С некоторых пор она пыталась осмыслить себя, свою работу, окружающую обстановку. Нет, ее боевые заслуги все же не забыты окончательно: каждый год в День Победы ее просят выступить перед студентами, и она выступает, рассказывает о том, как воевала. Старается, чтобы разговор с молодежью был задушевным. Считали, что у нее это получается. Но после одного случая она стала отказываться от выступлений. Участников войны пригласили во Дворец культуры крупнейшего завода, а среди них — и ее. Но устроители вечера перестарались: стремясь развлечь публику («чтоб не разбежались», как ей объяснили), выступления маршалов и генералов разделили сольными номерами певцов, балерин, декламаторов. Может быть, в самом деле получилось «не скучно», но она поднялась и ушла. Когда ее пытались вернуть, резко сказала: «Мы — не эстрадные артисты. Мы — солдаты. А кому скучно слушать нас, пусть идут на концерт, а не на вечер боевых воспоминаний».

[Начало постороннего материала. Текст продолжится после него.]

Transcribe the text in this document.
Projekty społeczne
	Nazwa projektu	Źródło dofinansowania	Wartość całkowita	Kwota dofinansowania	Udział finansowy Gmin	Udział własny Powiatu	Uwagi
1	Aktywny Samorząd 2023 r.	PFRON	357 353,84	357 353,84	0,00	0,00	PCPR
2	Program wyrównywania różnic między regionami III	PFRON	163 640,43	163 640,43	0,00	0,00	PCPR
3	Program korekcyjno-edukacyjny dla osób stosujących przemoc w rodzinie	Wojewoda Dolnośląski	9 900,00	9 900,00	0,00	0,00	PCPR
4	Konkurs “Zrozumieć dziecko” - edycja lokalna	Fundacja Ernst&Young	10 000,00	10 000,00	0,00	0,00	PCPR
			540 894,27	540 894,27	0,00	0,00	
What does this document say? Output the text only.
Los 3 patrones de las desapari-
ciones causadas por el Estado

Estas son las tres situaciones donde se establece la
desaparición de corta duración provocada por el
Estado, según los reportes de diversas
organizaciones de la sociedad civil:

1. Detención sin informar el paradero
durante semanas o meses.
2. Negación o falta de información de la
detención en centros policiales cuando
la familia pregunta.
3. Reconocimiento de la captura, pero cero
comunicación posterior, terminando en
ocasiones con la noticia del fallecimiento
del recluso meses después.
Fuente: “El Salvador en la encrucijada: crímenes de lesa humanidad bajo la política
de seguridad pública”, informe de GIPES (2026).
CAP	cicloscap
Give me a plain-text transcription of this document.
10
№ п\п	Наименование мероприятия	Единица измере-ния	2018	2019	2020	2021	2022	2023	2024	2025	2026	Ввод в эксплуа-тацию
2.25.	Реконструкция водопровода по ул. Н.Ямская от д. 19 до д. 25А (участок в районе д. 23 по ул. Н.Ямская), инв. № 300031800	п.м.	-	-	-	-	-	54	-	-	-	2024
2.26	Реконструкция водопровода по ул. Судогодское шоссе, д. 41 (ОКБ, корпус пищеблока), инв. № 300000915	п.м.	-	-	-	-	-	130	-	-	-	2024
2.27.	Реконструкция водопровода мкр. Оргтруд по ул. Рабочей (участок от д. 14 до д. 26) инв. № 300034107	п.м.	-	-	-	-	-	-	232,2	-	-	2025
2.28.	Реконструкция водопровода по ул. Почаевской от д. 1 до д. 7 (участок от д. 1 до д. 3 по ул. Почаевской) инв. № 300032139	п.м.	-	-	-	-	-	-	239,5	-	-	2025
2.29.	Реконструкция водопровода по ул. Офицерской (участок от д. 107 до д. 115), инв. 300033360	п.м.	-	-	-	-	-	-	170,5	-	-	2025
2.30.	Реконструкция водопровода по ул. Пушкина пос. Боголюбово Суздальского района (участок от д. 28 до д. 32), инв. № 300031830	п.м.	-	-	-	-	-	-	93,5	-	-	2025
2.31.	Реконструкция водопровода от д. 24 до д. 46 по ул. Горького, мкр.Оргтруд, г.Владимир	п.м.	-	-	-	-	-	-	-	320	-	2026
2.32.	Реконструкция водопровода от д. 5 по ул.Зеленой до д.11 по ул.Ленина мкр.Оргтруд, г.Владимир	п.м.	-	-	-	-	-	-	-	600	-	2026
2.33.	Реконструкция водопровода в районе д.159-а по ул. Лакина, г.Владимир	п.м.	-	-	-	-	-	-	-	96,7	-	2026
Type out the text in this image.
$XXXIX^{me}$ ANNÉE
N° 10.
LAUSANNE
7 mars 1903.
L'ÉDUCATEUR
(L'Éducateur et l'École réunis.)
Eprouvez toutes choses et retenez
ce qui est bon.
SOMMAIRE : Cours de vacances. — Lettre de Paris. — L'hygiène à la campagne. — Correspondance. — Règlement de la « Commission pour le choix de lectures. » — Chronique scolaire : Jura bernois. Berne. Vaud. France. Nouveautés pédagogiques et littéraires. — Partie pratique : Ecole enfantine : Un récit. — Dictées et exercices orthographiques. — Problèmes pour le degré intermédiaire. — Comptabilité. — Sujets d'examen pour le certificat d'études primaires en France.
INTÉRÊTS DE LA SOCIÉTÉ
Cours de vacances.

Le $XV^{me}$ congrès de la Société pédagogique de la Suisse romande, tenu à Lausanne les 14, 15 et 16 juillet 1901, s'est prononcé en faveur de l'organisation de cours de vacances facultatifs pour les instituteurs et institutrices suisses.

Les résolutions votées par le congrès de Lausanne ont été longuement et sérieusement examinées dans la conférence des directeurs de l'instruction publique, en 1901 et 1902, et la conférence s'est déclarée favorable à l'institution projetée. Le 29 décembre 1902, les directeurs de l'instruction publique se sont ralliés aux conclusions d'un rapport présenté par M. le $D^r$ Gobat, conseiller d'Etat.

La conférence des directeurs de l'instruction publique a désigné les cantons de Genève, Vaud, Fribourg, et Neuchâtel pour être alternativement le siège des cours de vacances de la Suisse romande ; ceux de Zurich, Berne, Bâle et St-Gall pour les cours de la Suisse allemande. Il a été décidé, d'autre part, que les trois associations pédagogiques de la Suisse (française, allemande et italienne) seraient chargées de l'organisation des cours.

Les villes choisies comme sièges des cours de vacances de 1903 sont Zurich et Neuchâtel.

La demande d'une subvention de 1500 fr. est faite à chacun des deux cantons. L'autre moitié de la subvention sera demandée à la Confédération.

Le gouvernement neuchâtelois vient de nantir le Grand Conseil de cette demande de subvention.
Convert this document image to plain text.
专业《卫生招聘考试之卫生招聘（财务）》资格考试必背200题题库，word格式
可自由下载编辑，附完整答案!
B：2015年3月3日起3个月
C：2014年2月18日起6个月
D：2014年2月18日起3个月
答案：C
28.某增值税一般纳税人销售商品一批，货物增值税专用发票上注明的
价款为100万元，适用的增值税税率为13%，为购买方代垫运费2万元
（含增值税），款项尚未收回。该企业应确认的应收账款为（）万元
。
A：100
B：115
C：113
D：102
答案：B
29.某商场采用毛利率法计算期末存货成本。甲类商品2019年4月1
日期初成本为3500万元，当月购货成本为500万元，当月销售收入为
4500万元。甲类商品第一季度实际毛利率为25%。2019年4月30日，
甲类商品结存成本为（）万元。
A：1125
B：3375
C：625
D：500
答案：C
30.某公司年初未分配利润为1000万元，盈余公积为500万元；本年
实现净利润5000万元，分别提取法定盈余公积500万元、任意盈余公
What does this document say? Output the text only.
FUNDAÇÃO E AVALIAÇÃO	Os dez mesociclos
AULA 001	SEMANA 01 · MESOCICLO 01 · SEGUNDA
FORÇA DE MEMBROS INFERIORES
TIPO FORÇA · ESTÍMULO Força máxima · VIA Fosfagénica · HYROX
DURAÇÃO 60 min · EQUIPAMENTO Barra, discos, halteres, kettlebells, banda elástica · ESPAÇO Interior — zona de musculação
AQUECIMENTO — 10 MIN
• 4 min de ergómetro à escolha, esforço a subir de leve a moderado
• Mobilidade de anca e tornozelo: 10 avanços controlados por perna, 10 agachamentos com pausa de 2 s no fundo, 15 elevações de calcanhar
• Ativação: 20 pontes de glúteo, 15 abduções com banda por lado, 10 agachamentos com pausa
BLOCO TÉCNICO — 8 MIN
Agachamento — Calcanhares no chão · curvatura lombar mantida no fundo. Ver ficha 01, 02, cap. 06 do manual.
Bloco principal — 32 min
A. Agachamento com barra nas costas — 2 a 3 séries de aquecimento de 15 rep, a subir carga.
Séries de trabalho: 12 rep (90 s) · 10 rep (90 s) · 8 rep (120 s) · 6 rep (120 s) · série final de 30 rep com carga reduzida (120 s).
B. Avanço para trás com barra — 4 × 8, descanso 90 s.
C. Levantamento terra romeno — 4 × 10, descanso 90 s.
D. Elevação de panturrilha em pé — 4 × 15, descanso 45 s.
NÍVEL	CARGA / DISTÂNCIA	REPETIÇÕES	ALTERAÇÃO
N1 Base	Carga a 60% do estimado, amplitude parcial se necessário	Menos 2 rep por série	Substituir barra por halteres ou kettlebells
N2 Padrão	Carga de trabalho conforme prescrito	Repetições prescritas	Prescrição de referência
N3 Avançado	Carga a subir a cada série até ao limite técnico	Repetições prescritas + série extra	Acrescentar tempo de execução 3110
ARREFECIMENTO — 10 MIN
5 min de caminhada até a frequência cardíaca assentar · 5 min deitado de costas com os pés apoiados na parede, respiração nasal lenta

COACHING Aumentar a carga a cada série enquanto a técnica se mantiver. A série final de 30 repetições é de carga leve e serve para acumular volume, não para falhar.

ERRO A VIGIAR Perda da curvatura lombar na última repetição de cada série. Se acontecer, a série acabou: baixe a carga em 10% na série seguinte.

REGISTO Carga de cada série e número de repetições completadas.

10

И вообще, она стала замечать, что интерес к участникам войны словно бы притупился. Рассказы о самых невероятных подвигах на фронте молодые люди порой воспринимали как нечто само собой разумеющееся, иногда слушали вполуха. Однажды в институтском коридоре она услышала за своей спиной разговор двух студенток. Одна из них сказала: «Опять эта зеленая ветвь на древе познания будет рассказывать, как из нее мину вытягивали. Давай улизнем — как-нибудь отбрешемся…» Она проглотила и эту обиду. А раньше обязательно пристыдила бы распустившихся девчонок. Почему им все это не интересно? Принесены неисчислимые жертвы, а этих кудлатых-патлатых, потерявших признак пола, судьбы мира словно бы не касаются. Конечно, не все такие…

В прошлом году она отдыхала в Крыму, в Коктебеле. Поразил памятник героям коктебельского десанта на набережной: на пьедестале огромные каменные головы-горельефы моряков и солдат, защитников Крыма, погибших в боях за Коктебельскую бухту в декабре 1941 года. Суровые лица: каждое из четырех лиц казалось ей страшно знакомым, словно бы родным: свои ребята в бескозырках и пилотках. Талантливая скульптура. Она будила давние воспоминания. Наталья Тихоновна приходила сюда каждый вечер, клала на каменный пьедестал букетики степных цветов, подолгу стояла в глубокой задумчивости. А по набережной фланировала веселая, праздничная, отдыхающая толпа, и было радостно от сознания, что все они счастливы своей молодостью и миром. Крепкие, загорелые, рослые. Правда, немного закормленные.

Однажды ее место оказалось занятым. Группа длинноволосых парней и стриженных под мальчика девиц корчилась в модном танце. Мысль о кощунстве, по всей видимости, даже не приходила им в голову.

Нет, она не подошла к ним и не прогнала прочь. Но ей почудилось, будто те, каменные, вдруг поднялись во весь богатырский рост, кто-то из них поддел носком кирзового сапога крикливый магнитофон, и он, визжа и захлебываясь от истерики, покатился в кусты; а потом, наступая на бутылки и граненые стаканы, каменные герои молча двинулись к берегу в грозовые сумерки, вошли в воду, и грохочущее море поглотило их…

То была не галлюцинация. Ей просто хотелось, чтобы те, каменные, ожили, напомнили о себе, о грозовых днях, о тревогах мира, раздавили бы изношенными на фронтовых дорогах сапогами мещанскую пошлятину. Ведь те, каменные, тоже были молодыми…

Они ждали Трескуновых, и, когда раздался мелодичный звонок, Наталья Тихоновна, приготовив любезную улыбку, открыла дверь. На пороге стоял неизвестный мужчина в полушубке и меховых сапогах. Болезненно-землистый цвет лица и беспокойно блуждающие глаза… Наталья Тихоновна ощутила невольный страх, даже захолонуло все внутри.